Like blackstrap molasses, brown sugar was once lambasted as “inferior” sugar in the late 1800s by white sugar producers. Its rich flavor and subtle sweetness are superior for our purposes.
Cinnamon is harvested from the bark of the cinnamon tree. Along with clove and nutmeg, it gives SNAP its pleasant baking spice flavors.
The bulbous root form that is typically associated with ginger is actually the bulb of the plant Zingiber officinale (in the same family as cardamom and turmeric). Ginger can be consumed whole, used as a powder, or as an extract/juice for food and beverage infusions.
For European settlers, ginger was easily stored and saved in cold, dry root cellars. When planted like a bulb, ginger is also a perennial, withstanding the winter ground-freeze of the colder states.
The seed of a type of evergreen tree, nutmeg, along with clove and cinnamon, contributes heavily to SNAP’s distinctive, highly spiced taste.
Rooibos tea is a mellow red tea made from the dried leaves of the rooibos bush, indigenous to South Africa. High in anti-oxidants and caffeine-free, rooibos tea is rapidly becoming a popular beverage for the health-conscious.
European travelers in the 1700-1800s brought back the dried, needle-like leaves of the rooibis bush, hailing it as an alternative to the expensive and rare black teas imported from Asia.
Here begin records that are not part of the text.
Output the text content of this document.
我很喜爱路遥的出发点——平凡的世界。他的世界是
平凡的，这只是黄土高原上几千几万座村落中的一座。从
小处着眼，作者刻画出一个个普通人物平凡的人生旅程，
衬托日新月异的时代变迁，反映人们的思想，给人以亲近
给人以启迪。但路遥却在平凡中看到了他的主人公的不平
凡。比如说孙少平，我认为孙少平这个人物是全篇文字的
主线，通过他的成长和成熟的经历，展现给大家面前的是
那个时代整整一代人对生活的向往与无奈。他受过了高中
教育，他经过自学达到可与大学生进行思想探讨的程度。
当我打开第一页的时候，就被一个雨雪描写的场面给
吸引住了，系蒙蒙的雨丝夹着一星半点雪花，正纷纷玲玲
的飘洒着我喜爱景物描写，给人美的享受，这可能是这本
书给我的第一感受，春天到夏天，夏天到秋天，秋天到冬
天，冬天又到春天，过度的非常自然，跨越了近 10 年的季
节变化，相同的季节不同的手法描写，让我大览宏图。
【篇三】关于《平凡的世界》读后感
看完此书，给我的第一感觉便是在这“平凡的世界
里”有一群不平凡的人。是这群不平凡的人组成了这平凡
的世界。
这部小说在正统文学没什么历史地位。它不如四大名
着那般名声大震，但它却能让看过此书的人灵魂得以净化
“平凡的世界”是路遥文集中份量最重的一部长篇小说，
Rooibos tea was a wise choice for packing economically for the Atlantic passage to the American colonies.
Though primarily and commonly associated with Madagascar, the vanilla bean plant is actually native to North America! Vanilla beans are the fruit of the orchid genus Vanilla, which is native to Mexico and the southwest United State.
Vanilla is highly valued for both its flavor and aroma. Traditionally, the extract was (and still is) simple to make. Curing the precious bean pods in high proof alcohol not only preserved the fruit, but created a useful extract for baking!